Attac France , par le biais d'un article de Tierry Brun nous alerte sur la poursuite des travaux de transposition de la directive Bolkenstein. Celle-ci vise à la libéralisation des services dans l'espace européen. Elle est dangereuse, inutile, idéologique et condamnée par de nombreux militants, dont les Verts. 

2 points marquants en particulier sont particulièrement contestés :

- On inclue dans les services marchands ce qui relève des services publics, et de la réponse aux besoins fondamentaux des êtres humains : NON on ne marchandise pas l'éducation, la santé, la formation, la santé, pour les soumettre à des impératifs de profit...

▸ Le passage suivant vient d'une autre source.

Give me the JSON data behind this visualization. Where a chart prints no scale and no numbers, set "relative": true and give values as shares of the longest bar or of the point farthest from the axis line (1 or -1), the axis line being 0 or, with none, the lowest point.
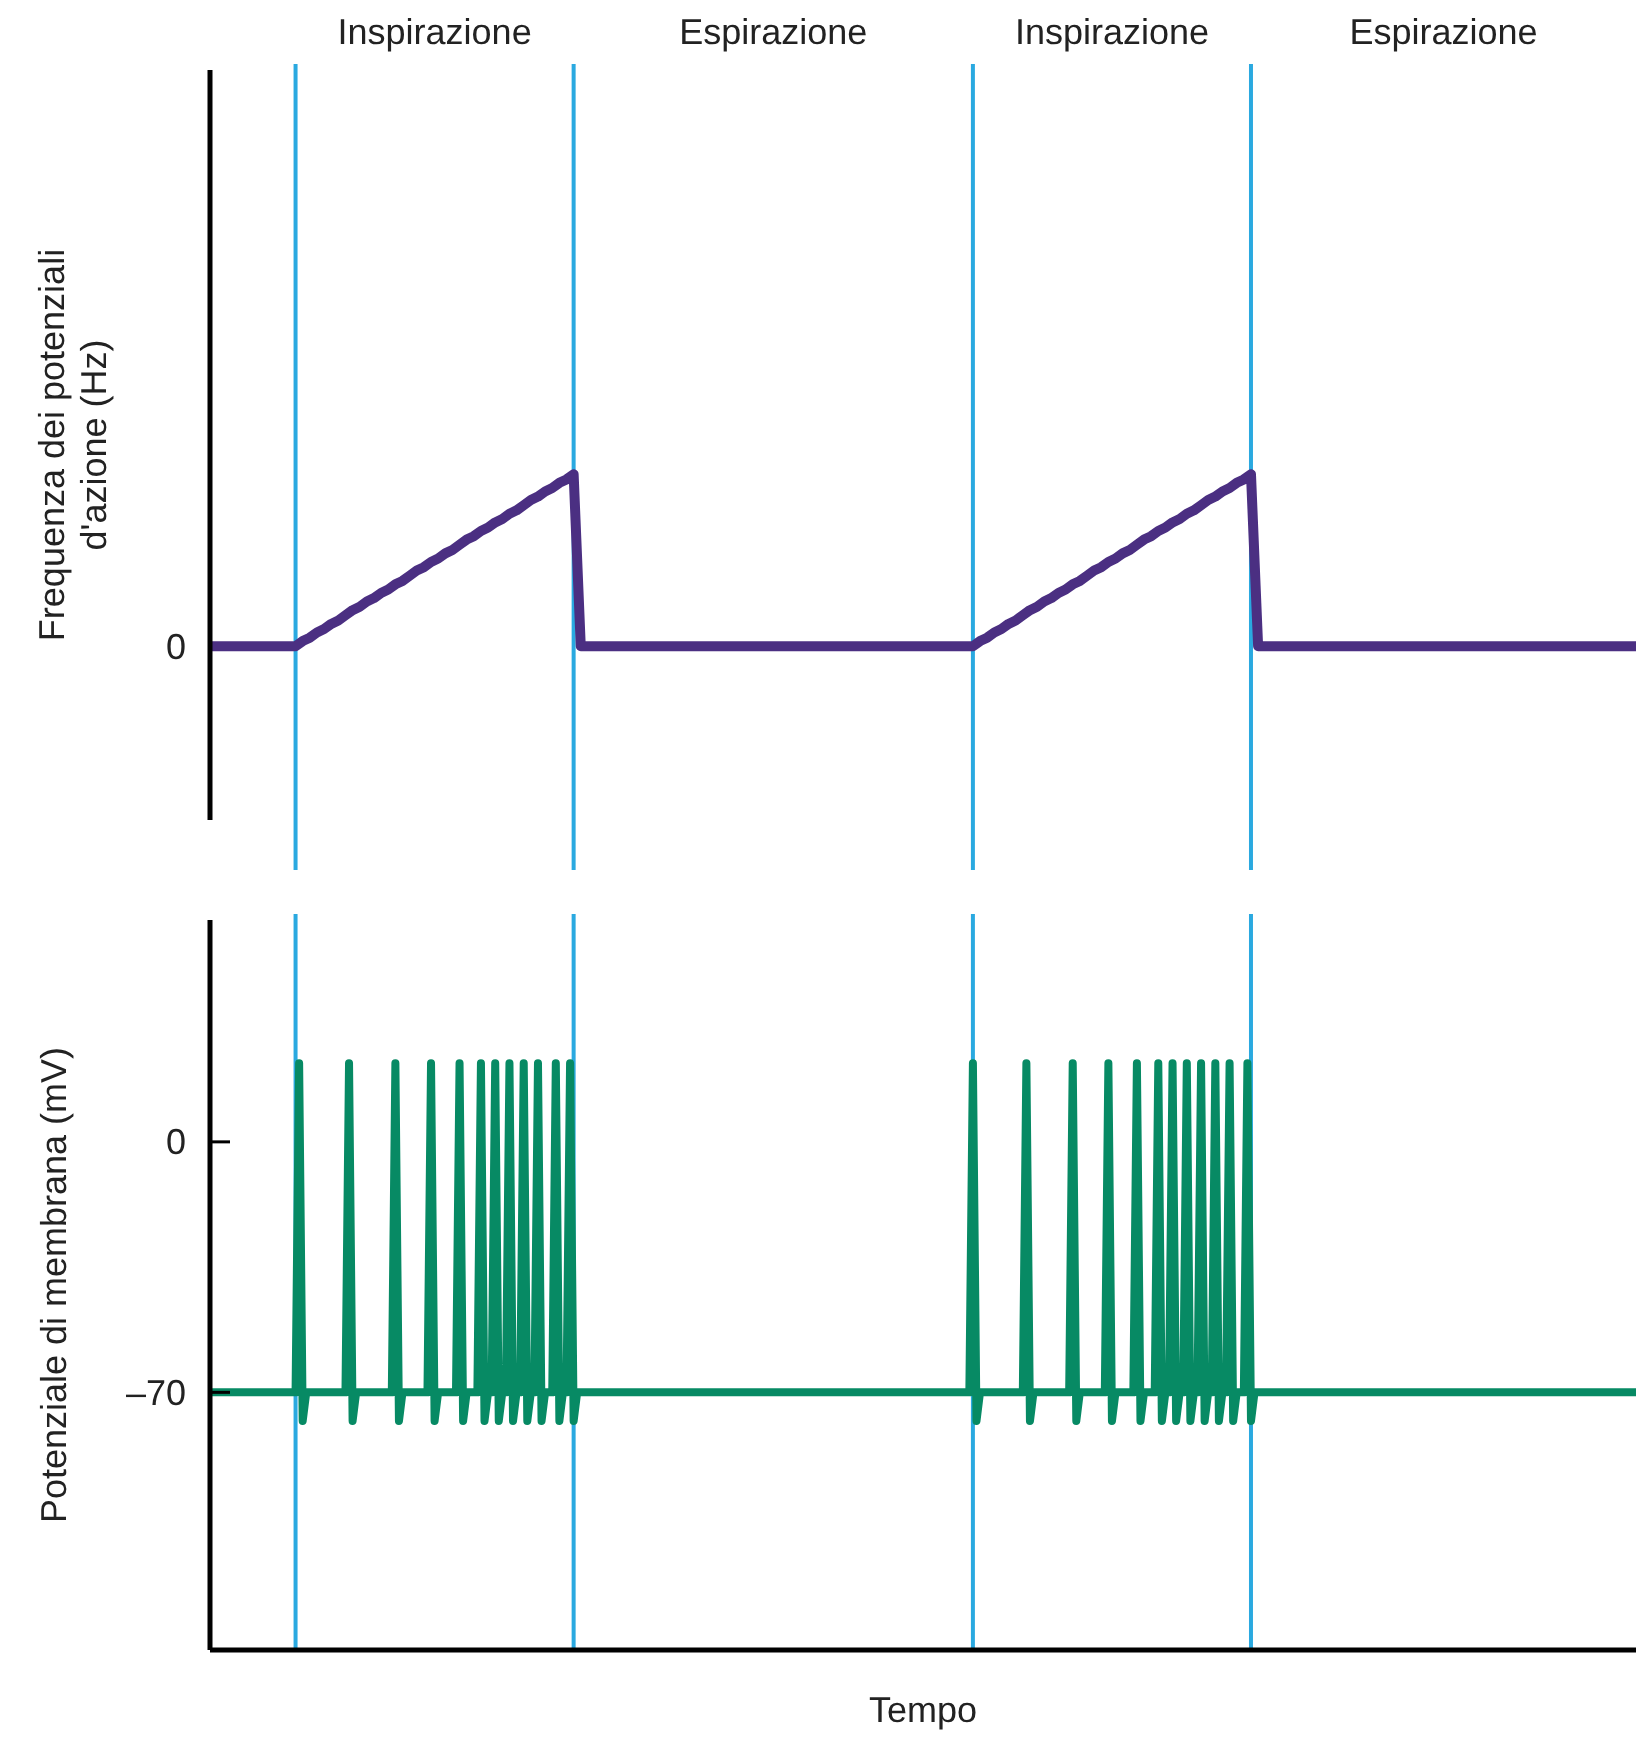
{
  "chart_data": [
    {
      "type": "line",
      "relative": true,
      "ylabel": "Frequenza dei potenziali d'azione (Hz)",
      "tick_labels": "y",
      "marker": "none",
      "line_style": "solid",
      "annotations": [
        "Inspirazione",
        "Espirazione",
        "Inspirazione",
        "Espirazione",
        "0"
      ],
      "categories": [
        null,
        null,
        null,
        null,
        null,
        null,
        null,
        null,
        null,
        null,
        null,
        null,
        null,
        null,
        null,
        null,
        null,
        null,
        null,
        null,
        null,
        null,
        null,
        null,
        null,
        null,
        null,
        null,
        null,
        null,
        null,
        null,
        null,
        null,
        null,
        null,
        null,
        null,
        null,
        null,
        null,
        null,
        null,
        null,
        null,
        null,
        null,
        null,
        null,
        null,
        null,
        null,
        null,
        null,
        null,
        null,
        null,
        null,
        null,
        null,
        null,
        null,
        null,
        null,
        null,
        null,
        null,
        null,
        null,
        null,
        null,
        null,
        null,
        null,
        null,
        null,
        null,
        null,
        null,
        null,
        null,
        null,
        null,
        null,
        null,
        null,
        null,
        null,
        null,
        null,
        null,
        null,
        null,
        null,
        null,
        null,
        null,
        null,
        null,
        null,
        null,
        null,
        null,
        null,
        null,
        null,
        null,
        null,
        null,
        null,
        null,
        null,
        null,
        null,
        null,
        null,
        null,
        null,
        null,
        null,
        null,
        null,
        null,
        null,
        null,
        null,
        null,
        null,
        null,
        null,
        null,
        null,
        null,
        null,
        null,
        null,
        null,
        null,
        null,
        null,
        null,
        null,
        null,
        null,
        null,
        null,
        null,
        null,
        null,
        null,
        null,
        null,
        null,
        null,
        null,
        null,
        null,
        null,
        null,
        null,
        null,
        null,
        null,
        null,
        null,
        null,
        null,
        null,
        null,
        null,
        null,
        null,
        null,
        null,
        null,
        null,
        null,
        null,
        null,
        null,
        null,
        null,
        null,
        null,
        null,
        null,
        null,
        null,
        null,
        null,
        null,
        null,
        null,
        null,
        null,
        null,
        null,
        null,
        null,
        null,
        null
      ],
      "series": [
        {
          "color": "#4b2f82",
          "values": [
            0,
            0,
            0,
            0,
            0,
            0,
            0,
            0,
            0,
            0,
            0,
            0,
            0,
            0.03,
            0.05,
            0.08,
            0.1,
            0.13,
            0.15,
            0.18,
            0.21,
            0.23,
            0.26,
            0.28,
            0.31,
            0.33,
            0.36,
            0.38,
            0.41,
            0.44,
            0.46,
            0.49,
            0.51,
            0.54,
            0.56,
            0.59,
            0.62,
            0.64,
            0.67,
            0.69,
            0.72,
            0.74,
            0.77,
            0.79,
            0.82,
            0.85,
            0.87,
            0.9,
            0.92,
            0.95,
            0.97,
            1,
            0,
            0,
            0,
            0,
            0,
            0,
            0,
            0,
            0,
            0,
            0,
            0,
            0,
            0,
            0,
            0,
            0,
            0,
            0,
            0,
            0,
            0,
            0,
            0,
            0,
            0,
            0,
            0,
            0,
            0,
            0,
            0,
            0,
            0,
            0,
            0,
            0,
            0,
            0,
            0,
            0,
            0,
            0,
            0,
            0,
            0,
            0,
            0,
            0,
            0,
            0,
            0,
            0,
            0,
            0,
            0,
            0.03,
            0.05,
            0.08,
            0.1,
            0.13,
            0.15,
            0.18,
            0.21,
            0.23,
            0.26,
            0.28,
            0.31,
            0.33,
            0.36,
            0.38,
            0.41,
            0.44,
            0.46,
            0.49,
            0.51,
            0.54,
            0.56,
            0.59,
            0.62,
            0.64,
            0.67,
            0.69,
            0.72,
            0.74,
            0.77,
            0.79,
            0.82,
            0.85,
            0.87,
            0.9,
            0.92,
            0.95,
            0.97,
            1,
            0,
            0,
            0,
            0,
            0,
            0,
            0,
            0,
            0,
            0,
            0,
            0,
            0,
            0,
            0,
            0,
            0,
            0,
            0,
            0,
            0,
            0,
            0,
            0,
            0,
            0,
            0,
            0,
            0,
            0,
            0,
            0,
            0,
            0,
            0,
            0,
            0,
            0,
            0,
            0,
            0,
            0,
            0,
            0,
            0,
            0,
            0,
            0,
            0,
            0,
            0,
            0,
            0,
            0
          ]
        }
      ]
    },
    {
      "type": "line",
      "ylabel": "Potenziale di membrana (mV)",
      "xlabel": "Tempo",
      "ylim": [
        -142,
        62
      ],
      "yticks": [
        {
          "value": -70,
          "label": "–70"
        },
        0
      ],
      "tick_labels": "y",
      "grid": false,
      "marker": "none",
      "line_style": "solid",
      "categories": [
        null,
        null,
        null,
        null,
        null,
        null,
        null,
        null,
        null,
        null,
        null,
        null,
        null,
        null,
        null,
        null,
        null,
        null,
        null,
        null,
        null,
        null,
        null,
        null,
        null,
        null,
        null,
        null,
        null,
        null,
        null,
        null,
        null,
        null,
        null,
        null,
        null,
        null,
        null,
        null,
        null,
        null,
        null,
        null,
        null,
        null,
        null,
        null,
        null,
        null,
        null,
        null,
        null,
        null,
        null,
        null,
        null,
        null,
        null,
        null,
        null,
        null,
        null,
        null,
        null,
        null,
        null,
        null,
        null,
        null,
        null,
        null,
        null,
        null,
        null,
        null,
        null,
        null,
        null,
        null,
        null,
        null,
        null,
        null,
        null,
        null,
        null,
        null,
        null,
        null,
        null,
        null,
        null,
        null,
        null,
        null,
        null,
        null,
        null,
        null,
        null,
        null,
        null,
        null,
        null,
        null,
        null,
        null,
        null,
        null,
        null,
        null,
        null,
        null,
        null,
        null,
        null,
        null,
        null,
        null,
        null,
        null,
        null,
        null,
        null,
        null,
        null,
        null,
        null,
        null,
        null,
        null,
        null,
        null,
        null,
        null,
        null,
        null,
        null,
        null,
        null,
        null,
        null,
        null,
        null,
        null,
        null,
        null,
        null,
        null,
        null,
        null,
        null,
        null,
        null,
        null,
        null,
        null,
        null,
        null,
        null,
        null,
        null,
        null,
        null,
        null,
        null,
        null,
        null,
        null,
        null,
        null,
        null,
        null,
        null,
        null,
        null,
        null,
        null,
        null,
        null,
        null,
        null,
        null,
        null,
        null,
        null,
        null,
        null,
        null,
        null,
        null,
        null,
        null,
        null,
        null,
        null,
        null,
        null,
        null,
        null,
        null,
        null,
        null,
        null,
        null,
        null,
        null,
        null,
        null,
        null,
        null,
        null,
        null,
        null,
        null,
        null,
        null,
        null,
        null,
        null,
        null,
        null,
        null,
        null,
        null,
        null,
        null,
        null,
        null,
        null,
        null,
        null,
        null,
        null,
        null,
        null,
        null,
        null,
        null,
        null,
        null,
        null,
        null,
        null,
        null,
        null,
        null,
        null,
        null,
        null,
        null,
        null,
        null,
        null,
        null,
        null,
        null,
        null,
        null,
        null,
        null,
        null,
        null,
        null,
        null,
        null,
        null,
        null,
        null,
        null,
        null,
        null,
        null,
        null,
        null,
        null,
        null,
        null,
        null,
        null,
        null,
        null,
        null,
        null,
        null,
        null,
        null,
        null,
        null,
        null,
        null,
        null,
        null,
        null,
        null,
        null,
        null,
        null,
        null,
        null,
        null,
        null,
        null,
        null,
        null,
        null,
        null,
        null,
        null,
        null,
        null,
        null,
        null,
        null,
        null,
        null,
        null,
        null,
        null,
        null,
        null,
        null,
        null,
        null,
        null,
        null,
        null,
        null,
        null,
        null,
        null,
        null,
        null,
        null,
        null,
        null,
        null,
        null,
        null,
        null,
        null,
        null,
        null,
        null,
        null,
        null,
        null,
        null,
        null,
        null,
        null,
        null,
        null,
        null,
        null,
        null,
        null,
        null,
        null,
        null,
        null,
        null,
        null,
        null,
        null,
        null,
        null,
        null,
        null,
        null,
        null,
        null,
        null,
        null,
        null,
        null,
        null,
        null,
        null,
        null,
        null,
        null,
        null,
        null,
        null,
        null,
        null,
        null,
        null,
        null,
        null,
        null,
        null,
        null,
        null,
        null,
        null,
        null,
        null,
        null
      ],
      "series": [
        {
          "color": "#078a64",
          "values": [
            -70,
            -70,
            -70,
            -70,
            -70,
            -70,
            -70,
            -70,
            -70,
            -70,
            -70,
            -70,
            -70,
            -70,
            -70,
            -70,
            -70,
            -70,
            -70,
            -70,
            -70,
            -70,
            -70,
            -70,
            -70,
            22,
            -78,
            -70,
            -70,
            -70,
            -70,
            -70,
            -70,
            -70,
            -70,
            -70,
            -70,
            -70,
            -70,
            22,
            -78,
            -70,
            -70,
            -70,
            -70,
            -70,
            -70,
            -70,
            -70,
            -70,
            -70,
            -70,
            22,
            -78,
            -70,
            -70,
            -70,
            -70,
            -70,
            -70,
            -70,
            -70,
            22,
            -78,
            -70,
            -70,
            -70,
            -70,
            -70,
            -70,
            22,
            -78,
            -70,
            -70,
            -70,
            -70,
            22,
            -78,
            -70,
            -70,
            22,
            -78,
            -70,
            -70,
            22,
            -78,
            -70,
            -70,
            22,
            -78,
            -70,
            -70,
            22,
            -78,
            -70,
            -70,
            -70,
            22,
            -78,
            -70,
            -70,
            22,
            -78,
            -70,
            -70,
            -70,
            -70,
            -70,
            -70,
            -70,
            -70,
            -70,
            -70,
            -70,
            -70,
            -70,
            -70,
            -70,
            -70,
            -70,
            -70,
            -70,
            -70,
            -70,
            -70,
            -70,
            -70,
            -70,
            -70,
            -70,
            -70,
            -70,
            -70,
            -70,
            -70,
            -70,
            -70,
            -70,
            -70,
            -70,
            -70,
            -70,
            -70,
            -70,
            -70,
            -70,
            -70,
            -70,
            -70,
            -70,
            -70,
            -70,
            -70,
            -70,
            -70,
            -70,
            -70,
            -70,
            -70,
            -70,
            -70,
            -70,
            -70,
            -70,
            -70,
            -70,
            -70,
            -70,
            -70,
            -70,
            -70,
            -70,
            -70,
            -70,
            -70,
            -70,
            -70,
            -70,
            -70,
            -70,
            -70,
            -70,
            -70,
            -70,
            -70,
            -70,
            -70,
            -70,
            -70,
            -70,
            -70,
            -70,
            -70,
            -70,
            -70,
            -70,
            -70,
            -70,
            -70,
            -70,
            -70,
            -70,
            -70,
            -70,
            -70,
            -70,
            -70,
            -70,
            -70,
            -70,
            -70,
            -70,
            -70,
            -70,
            22,
            -78,
            -70,
            -70,
            -70,
            -70,
            -70,
            -70,
            -70,
            -70,
            -70,
            -70,
            -70,
            -70,
            -70,
            22,
            -78,
            -70,
            -70,
            -70,
            -70,
            -70,
            -70,
            -70,
            -70,
            -70,
            -70,
            -70,
            22,
            -78,
            -70,
            -70,
            -70,
            -70,
            -70,
            -70,
            -70,
            -70,
            22,
            -78,
            -70,
            -70,
            -70,
            -70,
            -70,
            -70,
            22,
            -78,
            -70,
            -70,
            -70,
            -70,
            22,
            -78,
            -70,
            -70,
            22,
            -78,
            -70,
            -70,
            22,
            -78,
            -70,
            -70,
            22,
            -78,
            -70,
            -70,
            22,
            -78,
            -70,
            -70,
            22,
            -78,
            -70,
            -70,
            -70,
            22,
            -78,
            -70,
            -70,
            -70,
            -70,
            -70,
            -70,
            -70,
            -70,
            -70,
            -70,
            -70,
            -70,
            -70,
            -70,
            -70,
            -70,
            -70,
            -70,
            -70,
            -70,
            -70,
            -70,
            -70,
            -70,
            -70,
            -70,
            -70,
            -70,
            -70,
            -70,
            -70,
            -70,
            -70,
            -70,
            -70,
            -70,
            -70,
            -70,
            -70,
            -70,
            -70,
            -70,
            -70,
            -70,
            -70,
            -70,
            -70,
            -70,
            -70,
            -70,
            -70,
            -70,
            -70,
            -70,
            -70,
            -70,
            -70,
            -70,
            -70,
            -70,
            -70,
            -70,
            -70,
            -70,
            -70,
            -70,
            -70,
            -70,
            -70,
            -70,
            -70,
            -70,
            -70,
            -70,
            -70,
            -70,
            -70,
            -70,
            -70,
            -70,
            -70,
            -70,
            -70,
            -70,
            -70,
            -70,
            -70,
            -70,
            -70,
            -70,
            -70,
            -70,
            -70,
            -70,
            -70,
            -70,
            -70,
            -70,
            -70,
            -70,
            -70,
            -70,
            -70,
            -70,
            -70,
            -70,
            -70,
            -70
          ]
        }
      ]
    }
  ]
}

- Par application du principe du "pays d'origine", on organise le dumping social au détriment de l'emploi local...

Tout cela se fait avec la plus grande discrétion et si l'on édulcore les mots pour véiter d'agiter un chiffon rouge au nez de la majorité des Français qui la condamne, les faits restent cependant bien là. On veut continuer de déconstruire le service public et inclure dans le grand monopoly libéral des activités destinées à contribuer aux biens communs, accessibles à tous et ne devant pas relever des seules activités marchandes.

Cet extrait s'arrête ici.